EAGLE-APT: Edge-Aware Provenance Graph Learning with Node Encoding for Advanced Persistent Threat Detection and Attribution from System Audit Log

Abstract

Advanced Persistent Threats (APTs) represent some of the most challenging forms of cyberattacks, characterized by stealth, persistence, and multi-stage operations that evade traditional defenses. Detecting and attributing such campaigns to a known APT group requires methods that can capture long-term coordinated malicious activity within complex system interactions. This research introduces EAGLE-APT, an Edge-Aware Provenance Graph Learning framework with Node Encoding for APT detection and attribution from system audit logs. The proposed architecture comprises five core components: a provenance graph generator, a node feature extractor, a type-specific feature encoder, a malicious node detector, and an attribution module. The process begins with the provenance graph generator, which converts raw audit logs into heterogeneous provenance graphs that capture system entities and their causal relationships. These graphs are then enriched by the node feature extractor, which incorporates both semantic and structural information to represent the behavior of each entity more effectively. Next, the type-specific feature encoder transforms heterogeneous node features into a unified embedding space, ensuring that diverse data types contribute meaningfully to the representation. Building on this foundation, the malicious node detector utilizes an edge-aware graph neural network to identify suspicious nodes, taking into account both the contextual importance of neighbors and the nature of their connections.
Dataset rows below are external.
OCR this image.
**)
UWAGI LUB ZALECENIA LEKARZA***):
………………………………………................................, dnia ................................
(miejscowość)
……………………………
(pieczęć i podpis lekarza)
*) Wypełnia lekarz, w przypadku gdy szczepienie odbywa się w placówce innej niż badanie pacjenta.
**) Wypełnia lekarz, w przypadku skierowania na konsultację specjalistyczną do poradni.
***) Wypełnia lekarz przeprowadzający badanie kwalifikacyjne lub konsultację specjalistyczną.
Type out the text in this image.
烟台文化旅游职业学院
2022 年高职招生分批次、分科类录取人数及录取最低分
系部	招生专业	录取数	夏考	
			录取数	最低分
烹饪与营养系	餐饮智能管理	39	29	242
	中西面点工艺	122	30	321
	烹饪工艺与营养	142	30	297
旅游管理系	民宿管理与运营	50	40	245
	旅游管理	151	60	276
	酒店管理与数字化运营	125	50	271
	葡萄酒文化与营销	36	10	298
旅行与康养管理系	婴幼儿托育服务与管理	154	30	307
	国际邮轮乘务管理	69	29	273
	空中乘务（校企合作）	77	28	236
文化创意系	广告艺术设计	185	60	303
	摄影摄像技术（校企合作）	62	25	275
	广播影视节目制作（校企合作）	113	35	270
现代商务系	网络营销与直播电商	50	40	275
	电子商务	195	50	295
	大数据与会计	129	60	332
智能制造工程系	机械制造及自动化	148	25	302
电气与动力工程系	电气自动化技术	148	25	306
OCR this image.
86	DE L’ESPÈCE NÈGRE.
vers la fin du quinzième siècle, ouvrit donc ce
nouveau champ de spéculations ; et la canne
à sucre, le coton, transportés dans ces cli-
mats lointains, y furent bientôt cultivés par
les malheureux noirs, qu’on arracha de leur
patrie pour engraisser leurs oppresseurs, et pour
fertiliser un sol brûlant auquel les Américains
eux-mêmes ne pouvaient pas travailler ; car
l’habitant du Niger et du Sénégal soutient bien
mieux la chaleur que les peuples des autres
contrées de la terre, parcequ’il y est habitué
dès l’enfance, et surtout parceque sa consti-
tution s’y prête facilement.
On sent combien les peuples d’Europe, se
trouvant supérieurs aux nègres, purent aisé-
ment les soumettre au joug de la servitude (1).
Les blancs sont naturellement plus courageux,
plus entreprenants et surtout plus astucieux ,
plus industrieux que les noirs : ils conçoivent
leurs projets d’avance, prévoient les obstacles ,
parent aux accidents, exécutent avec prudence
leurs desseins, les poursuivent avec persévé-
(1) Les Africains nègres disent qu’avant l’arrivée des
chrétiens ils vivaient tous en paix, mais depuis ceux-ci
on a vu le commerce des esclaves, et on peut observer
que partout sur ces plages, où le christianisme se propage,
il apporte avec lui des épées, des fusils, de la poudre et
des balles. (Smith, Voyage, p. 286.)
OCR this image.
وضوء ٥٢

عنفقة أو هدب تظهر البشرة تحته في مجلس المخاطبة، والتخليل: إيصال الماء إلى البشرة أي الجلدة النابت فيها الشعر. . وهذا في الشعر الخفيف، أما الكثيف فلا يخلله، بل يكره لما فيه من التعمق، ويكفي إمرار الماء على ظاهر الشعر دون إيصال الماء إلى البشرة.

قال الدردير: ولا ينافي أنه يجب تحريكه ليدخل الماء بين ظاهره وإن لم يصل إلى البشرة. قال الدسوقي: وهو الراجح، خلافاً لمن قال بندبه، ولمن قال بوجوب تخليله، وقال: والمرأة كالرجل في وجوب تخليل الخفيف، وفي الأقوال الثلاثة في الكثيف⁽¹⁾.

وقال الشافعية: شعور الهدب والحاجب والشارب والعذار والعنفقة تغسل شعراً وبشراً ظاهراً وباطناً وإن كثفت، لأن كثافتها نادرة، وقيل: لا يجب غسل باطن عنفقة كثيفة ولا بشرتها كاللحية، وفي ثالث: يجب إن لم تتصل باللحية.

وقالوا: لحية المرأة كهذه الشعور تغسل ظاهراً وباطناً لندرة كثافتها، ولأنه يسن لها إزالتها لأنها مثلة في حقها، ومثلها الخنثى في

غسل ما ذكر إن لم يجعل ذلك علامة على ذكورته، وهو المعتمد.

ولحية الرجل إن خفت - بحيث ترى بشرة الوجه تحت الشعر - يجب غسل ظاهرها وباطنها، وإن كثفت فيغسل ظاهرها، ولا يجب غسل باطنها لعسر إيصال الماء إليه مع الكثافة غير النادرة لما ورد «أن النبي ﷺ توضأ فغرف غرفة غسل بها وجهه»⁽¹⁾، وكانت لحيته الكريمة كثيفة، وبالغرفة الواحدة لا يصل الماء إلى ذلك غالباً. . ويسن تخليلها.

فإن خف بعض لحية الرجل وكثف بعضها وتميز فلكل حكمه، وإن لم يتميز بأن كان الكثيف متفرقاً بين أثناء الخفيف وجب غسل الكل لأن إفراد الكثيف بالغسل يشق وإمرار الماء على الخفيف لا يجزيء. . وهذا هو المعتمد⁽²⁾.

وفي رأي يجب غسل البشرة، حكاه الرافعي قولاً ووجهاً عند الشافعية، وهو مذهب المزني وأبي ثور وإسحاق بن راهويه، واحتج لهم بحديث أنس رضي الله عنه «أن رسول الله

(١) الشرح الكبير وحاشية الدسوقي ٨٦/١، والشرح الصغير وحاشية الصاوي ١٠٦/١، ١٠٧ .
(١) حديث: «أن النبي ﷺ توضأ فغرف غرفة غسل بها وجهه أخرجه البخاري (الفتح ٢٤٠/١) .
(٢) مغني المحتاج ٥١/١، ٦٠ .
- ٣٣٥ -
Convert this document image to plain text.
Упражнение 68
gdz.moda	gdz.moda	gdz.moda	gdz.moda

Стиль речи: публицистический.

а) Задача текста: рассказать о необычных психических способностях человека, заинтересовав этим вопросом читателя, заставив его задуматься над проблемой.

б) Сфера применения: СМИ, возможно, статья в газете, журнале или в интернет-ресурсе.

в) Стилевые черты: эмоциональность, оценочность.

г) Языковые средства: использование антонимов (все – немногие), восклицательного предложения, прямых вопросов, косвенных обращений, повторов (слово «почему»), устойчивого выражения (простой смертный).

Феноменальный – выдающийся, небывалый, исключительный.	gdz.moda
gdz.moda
Finally, the attribution module analyzes the detected malicious subgraphs and classifies them into known APT groups, offering a foundation for informed response and defense strategies. To support evaluation, a comprehensive dataset of simulated APT campaigns was generated in a controlled enterprise environment, capturing realistic multi-stage attack behaviors. Together, these contributions provide both a novel framework for end-to-end detection and attribution and a reproducible dataset that can serve as a basis for advancing future research in APT defense.